If you needed yet another poll showing that people think birth control is a good thing and health insurance plans should provide it, while simultaneously showing the importance of how poll questions are worded, here you go. Quinnipiac included a series of questions on the issue in its national poll, and got wildly different answers depending on the specific question, finding that two out of three ways you ask about employer-provided birth control coverage, solid majorities are in favor.

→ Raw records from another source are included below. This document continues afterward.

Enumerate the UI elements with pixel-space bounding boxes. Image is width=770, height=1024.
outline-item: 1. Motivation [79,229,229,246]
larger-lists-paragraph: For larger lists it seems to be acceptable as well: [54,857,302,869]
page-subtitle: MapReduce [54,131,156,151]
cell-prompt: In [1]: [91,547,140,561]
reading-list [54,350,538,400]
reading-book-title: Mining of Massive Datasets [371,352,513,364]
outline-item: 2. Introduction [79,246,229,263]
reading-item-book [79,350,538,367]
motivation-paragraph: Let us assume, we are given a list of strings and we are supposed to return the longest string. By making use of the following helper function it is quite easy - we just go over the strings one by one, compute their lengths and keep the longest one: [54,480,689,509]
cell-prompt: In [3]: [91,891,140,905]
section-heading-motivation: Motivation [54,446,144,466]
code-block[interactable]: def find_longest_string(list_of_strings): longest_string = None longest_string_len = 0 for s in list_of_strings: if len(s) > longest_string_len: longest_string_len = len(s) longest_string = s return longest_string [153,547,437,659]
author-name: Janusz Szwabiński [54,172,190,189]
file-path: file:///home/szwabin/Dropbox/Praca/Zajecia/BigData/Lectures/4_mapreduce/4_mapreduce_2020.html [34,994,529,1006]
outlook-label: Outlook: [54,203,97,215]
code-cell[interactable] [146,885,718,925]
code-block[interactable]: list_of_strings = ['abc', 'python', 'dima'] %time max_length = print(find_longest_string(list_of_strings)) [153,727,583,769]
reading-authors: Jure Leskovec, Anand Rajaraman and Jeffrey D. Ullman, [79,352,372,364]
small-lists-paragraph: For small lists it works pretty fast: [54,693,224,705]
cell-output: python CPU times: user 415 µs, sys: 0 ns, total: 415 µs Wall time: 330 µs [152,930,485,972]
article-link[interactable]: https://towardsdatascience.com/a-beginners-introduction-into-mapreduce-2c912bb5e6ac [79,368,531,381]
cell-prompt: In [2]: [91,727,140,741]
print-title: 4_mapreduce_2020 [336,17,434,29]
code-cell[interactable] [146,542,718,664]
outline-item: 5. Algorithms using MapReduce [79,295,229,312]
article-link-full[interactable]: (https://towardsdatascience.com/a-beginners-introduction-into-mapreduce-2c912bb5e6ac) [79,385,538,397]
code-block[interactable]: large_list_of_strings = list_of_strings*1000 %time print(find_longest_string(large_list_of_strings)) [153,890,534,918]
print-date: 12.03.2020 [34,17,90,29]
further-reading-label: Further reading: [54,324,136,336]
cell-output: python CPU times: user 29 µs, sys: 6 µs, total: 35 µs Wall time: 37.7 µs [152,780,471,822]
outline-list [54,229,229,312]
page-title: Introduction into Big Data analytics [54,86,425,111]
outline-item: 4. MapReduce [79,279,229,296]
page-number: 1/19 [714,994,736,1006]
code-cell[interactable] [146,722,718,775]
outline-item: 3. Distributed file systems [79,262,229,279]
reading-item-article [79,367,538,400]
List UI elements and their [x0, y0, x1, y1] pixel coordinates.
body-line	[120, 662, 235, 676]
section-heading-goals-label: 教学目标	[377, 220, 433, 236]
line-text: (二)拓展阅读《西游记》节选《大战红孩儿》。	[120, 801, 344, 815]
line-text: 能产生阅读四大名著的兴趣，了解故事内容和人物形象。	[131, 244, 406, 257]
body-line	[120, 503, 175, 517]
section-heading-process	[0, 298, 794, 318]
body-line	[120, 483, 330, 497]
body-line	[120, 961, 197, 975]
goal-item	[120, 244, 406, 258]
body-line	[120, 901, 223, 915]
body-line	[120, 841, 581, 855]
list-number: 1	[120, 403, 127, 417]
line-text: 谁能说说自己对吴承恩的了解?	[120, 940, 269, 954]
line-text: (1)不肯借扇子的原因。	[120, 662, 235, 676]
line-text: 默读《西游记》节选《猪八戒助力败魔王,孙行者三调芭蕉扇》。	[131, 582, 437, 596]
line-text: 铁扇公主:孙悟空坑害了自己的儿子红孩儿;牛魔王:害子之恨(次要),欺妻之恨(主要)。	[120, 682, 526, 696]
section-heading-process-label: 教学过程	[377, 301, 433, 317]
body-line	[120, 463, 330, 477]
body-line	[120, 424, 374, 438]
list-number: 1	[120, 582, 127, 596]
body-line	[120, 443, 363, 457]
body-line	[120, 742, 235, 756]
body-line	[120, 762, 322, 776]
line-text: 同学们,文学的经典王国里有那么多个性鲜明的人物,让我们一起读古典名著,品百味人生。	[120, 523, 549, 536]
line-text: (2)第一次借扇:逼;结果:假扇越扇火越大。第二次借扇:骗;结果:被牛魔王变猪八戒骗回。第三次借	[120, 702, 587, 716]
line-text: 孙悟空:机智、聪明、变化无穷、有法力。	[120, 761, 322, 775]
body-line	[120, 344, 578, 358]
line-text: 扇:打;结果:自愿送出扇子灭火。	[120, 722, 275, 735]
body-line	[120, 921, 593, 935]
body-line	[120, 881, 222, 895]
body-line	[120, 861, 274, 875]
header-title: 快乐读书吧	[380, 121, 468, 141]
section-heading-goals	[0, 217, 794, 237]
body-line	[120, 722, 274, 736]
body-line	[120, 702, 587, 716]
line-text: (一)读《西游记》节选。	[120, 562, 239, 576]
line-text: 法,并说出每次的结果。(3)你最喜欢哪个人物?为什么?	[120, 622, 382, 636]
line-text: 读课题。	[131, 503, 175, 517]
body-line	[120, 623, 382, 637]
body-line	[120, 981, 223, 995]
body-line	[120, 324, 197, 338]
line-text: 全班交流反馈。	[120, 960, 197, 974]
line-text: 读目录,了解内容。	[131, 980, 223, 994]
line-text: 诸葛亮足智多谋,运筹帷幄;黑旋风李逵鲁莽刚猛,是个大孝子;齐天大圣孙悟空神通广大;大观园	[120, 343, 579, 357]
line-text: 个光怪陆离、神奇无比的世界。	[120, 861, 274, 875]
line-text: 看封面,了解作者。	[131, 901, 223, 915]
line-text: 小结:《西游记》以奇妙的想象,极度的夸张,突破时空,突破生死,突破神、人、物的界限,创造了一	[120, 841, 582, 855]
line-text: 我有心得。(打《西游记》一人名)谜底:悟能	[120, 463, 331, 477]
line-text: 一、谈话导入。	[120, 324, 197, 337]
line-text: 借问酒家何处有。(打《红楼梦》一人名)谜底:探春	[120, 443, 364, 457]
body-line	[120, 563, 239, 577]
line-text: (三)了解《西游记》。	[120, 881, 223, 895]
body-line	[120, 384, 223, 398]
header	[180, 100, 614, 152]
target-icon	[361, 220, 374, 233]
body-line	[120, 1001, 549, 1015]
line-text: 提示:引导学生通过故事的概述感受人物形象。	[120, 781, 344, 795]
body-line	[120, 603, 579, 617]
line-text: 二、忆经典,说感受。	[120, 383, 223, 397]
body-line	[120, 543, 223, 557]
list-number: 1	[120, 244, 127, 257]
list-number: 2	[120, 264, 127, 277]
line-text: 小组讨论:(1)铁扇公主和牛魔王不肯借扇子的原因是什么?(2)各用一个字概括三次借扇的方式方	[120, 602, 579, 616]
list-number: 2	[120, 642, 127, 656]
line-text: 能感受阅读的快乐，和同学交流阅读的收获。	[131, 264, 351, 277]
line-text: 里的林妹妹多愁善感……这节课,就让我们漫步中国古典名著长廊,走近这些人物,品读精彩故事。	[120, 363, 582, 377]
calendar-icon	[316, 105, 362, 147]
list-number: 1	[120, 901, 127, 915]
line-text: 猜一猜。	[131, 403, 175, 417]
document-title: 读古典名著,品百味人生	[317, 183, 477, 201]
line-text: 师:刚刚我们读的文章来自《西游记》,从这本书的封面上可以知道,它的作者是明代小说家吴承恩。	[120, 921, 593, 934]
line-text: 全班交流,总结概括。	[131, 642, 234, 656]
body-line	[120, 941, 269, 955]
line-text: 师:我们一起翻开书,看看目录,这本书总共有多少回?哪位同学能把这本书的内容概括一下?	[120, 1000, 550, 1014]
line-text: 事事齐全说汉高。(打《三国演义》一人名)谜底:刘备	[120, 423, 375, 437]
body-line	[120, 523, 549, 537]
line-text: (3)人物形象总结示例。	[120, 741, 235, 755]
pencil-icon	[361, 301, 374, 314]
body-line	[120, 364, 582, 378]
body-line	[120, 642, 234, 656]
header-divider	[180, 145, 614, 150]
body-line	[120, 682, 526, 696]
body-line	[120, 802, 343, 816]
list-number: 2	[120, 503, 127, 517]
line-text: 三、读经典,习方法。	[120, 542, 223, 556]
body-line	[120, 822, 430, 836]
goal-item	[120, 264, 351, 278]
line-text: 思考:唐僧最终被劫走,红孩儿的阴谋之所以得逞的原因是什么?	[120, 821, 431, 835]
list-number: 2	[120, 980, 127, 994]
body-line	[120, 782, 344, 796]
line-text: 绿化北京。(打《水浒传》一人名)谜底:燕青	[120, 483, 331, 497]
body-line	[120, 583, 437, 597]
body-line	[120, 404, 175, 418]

Quinnipiac. 2/14-20. MoE ±1.9 percent.
Q: Do you think that health insurance plans should cover birth control as preventive care for women or not?
Yes: 71
No: 24
Q: Do you think the federal government should require private employers to offer free birth control coverage as part of their health insurance benefit plans or not?
Yes: 47
No: 48
Q: As you may know, President Obama recently announced an adjustment to the administration's health-care rule regarding religiously affiliated employers providing birth control coverage to female employees. Women will still be guaranteed coverage for birth control without any out-of-pocket cost, but will have to seek the coverage directly from their insurance companies if their employers object to birth control on religious grounds. Do you approve or disapprove of President Obama's decision?
Yes: 54
No: 38
Asked in a "what should happen" vein, without reference to government, people want their insurance plans to cover birth control. You can get a virtually even split on the issue if you ask a question that sounds like it was written by a committee composed of Grover Norquist, Rick Santorum and Jim Bob Duggar. And if you describe President Obama's policy in some detail, a solid majority is in favor—notably, this poll finds 45 percent approving of Obama's performance as president, so a significant number of people who disapprove of Obama's overall performance support him on this issue.

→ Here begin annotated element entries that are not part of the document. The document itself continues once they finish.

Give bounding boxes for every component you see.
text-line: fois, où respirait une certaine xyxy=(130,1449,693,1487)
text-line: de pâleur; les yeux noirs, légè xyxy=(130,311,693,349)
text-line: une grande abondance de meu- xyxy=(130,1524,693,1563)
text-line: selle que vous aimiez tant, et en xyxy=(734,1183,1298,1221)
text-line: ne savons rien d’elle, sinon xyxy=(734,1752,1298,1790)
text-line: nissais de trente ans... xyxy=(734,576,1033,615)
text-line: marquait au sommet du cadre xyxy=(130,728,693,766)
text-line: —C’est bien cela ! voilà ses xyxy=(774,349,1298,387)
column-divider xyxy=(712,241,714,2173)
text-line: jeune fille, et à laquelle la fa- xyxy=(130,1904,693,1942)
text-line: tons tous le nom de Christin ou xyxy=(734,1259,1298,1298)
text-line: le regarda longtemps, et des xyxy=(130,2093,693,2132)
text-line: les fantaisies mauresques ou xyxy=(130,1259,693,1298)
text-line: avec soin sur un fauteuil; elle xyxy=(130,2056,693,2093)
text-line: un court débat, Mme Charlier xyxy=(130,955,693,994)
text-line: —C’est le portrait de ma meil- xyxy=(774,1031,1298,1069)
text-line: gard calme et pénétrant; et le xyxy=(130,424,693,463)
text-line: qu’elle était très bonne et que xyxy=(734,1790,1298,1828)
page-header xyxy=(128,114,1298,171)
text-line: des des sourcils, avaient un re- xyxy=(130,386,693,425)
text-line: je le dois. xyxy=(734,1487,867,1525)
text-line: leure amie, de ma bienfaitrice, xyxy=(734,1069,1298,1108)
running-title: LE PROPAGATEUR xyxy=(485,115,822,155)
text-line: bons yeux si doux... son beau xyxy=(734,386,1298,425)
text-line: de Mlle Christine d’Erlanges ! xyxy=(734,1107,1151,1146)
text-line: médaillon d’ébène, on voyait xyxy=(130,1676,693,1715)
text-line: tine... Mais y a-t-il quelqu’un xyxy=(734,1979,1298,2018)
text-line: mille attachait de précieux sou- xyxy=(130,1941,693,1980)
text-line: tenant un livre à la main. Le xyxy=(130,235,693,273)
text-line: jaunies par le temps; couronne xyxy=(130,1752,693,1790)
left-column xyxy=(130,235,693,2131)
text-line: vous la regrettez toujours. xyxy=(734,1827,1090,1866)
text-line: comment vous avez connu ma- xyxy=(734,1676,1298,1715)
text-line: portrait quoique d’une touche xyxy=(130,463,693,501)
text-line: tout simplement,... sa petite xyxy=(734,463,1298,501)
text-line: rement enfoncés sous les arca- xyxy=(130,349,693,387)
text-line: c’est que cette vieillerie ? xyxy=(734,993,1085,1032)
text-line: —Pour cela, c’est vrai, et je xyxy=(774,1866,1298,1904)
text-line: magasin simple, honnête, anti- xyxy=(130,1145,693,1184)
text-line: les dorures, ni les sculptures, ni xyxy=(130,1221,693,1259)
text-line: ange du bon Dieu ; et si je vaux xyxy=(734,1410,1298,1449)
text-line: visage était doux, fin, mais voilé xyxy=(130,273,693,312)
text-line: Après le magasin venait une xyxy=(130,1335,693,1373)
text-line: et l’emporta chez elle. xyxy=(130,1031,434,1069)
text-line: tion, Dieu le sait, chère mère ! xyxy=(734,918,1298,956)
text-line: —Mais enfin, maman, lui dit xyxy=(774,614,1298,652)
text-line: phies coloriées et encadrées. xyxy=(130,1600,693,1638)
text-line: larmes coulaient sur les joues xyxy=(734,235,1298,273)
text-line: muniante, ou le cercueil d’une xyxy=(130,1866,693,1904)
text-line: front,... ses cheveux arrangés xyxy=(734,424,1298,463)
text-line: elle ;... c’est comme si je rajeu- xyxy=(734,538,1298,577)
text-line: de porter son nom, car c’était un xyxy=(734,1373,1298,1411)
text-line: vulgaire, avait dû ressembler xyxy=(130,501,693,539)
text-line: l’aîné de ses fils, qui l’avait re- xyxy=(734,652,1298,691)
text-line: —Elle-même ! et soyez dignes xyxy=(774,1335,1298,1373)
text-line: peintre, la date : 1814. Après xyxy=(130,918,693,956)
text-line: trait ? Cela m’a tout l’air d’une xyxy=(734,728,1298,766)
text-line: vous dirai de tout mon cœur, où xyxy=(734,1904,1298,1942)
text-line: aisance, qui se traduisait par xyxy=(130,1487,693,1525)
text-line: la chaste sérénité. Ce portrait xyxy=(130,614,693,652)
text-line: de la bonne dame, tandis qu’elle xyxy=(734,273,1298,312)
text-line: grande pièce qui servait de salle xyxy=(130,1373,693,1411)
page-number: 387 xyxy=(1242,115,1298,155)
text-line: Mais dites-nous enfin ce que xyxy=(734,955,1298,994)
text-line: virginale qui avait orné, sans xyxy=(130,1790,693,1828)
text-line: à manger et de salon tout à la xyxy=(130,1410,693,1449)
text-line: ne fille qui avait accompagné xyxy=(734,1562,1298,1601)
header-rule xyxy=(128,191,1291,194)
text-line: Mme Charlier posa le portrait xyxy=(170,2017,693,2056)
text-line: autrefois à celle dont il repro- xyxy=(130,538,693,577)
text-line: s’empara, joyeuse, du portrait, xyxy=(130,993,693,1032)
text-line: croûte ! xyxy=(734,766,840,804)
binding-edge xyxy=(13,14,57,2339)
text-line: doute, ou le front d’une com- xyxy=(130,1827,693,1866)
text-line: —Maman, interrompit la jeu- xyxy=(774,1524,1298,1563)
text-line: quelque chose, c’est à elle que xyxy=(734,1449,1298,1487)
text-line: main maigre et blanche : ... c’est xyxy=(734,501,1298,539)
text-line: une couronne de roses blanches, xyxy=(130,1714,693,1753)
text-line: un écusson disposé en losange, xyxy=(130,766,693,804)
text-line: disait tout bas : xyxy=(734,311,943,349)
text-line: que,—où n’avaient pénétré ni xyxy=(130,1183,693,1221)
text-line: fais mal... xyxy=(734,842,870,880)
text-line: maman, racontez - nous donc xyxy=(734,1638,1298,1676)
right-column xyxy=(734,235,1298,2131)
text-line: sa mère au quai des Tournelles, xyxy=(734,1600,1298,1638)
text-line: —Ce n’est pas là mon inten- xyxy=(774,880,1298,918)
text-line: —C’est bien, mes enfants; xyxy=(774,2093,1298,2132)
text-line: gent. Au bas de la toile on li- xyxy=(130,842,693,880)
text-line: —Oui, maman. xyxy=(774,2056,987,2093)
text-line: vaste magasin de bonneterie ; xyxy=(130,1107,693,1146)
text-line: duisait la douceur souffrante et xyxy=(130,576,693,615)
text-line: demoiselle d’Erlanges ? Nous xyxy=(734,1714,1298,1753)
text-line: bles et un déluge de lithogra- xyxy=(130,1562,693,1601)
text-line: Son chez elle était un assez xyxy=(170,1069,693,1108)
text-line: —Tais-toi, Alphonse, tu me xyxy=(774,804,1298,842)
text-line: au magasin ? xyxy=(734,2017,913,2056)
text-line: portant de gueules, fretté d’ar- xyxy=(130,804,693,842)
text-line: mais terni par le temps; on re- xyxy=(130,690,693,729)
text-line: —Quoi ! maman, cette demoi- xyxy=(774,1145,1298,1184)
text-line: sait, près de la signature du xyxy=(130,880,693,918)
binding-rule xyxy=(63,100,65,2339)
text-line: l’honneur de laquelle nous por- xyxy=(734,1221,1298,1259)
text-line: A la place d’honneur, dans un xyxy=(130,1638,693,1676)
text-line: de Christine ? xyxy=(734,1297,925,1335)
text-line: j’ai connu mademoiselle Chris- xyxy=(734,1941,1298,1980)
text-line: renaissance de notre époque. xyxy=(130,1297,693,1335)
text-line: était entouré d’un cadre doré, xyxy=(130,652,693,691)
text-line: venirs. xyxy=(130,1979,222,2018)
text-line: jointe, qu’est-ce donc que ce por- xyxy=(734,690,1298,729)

With that in mind: Please, Republicans, keep pushing on this one!
The poll also reminds us that a lot of the people who want Planned Parenthood defunded by the government want that because they just want Planned Parenthood gone: Of the 31 percent who want Planned Parenthood defunded, 39 percent would still take the same view "If you knew that federal government funding to Planned Parenthood was being used only for non-abortion health issues such as breast cancer screening." That means that 12 percent of the total respondents want to see Planned Parenthood defunded even if that means low-income women lose access to breast cancer screening. Totally coincidentally, I'm sure, 12 percent is also the percent of people who told Quinnipiac they thought birth control was "wrong." Funny!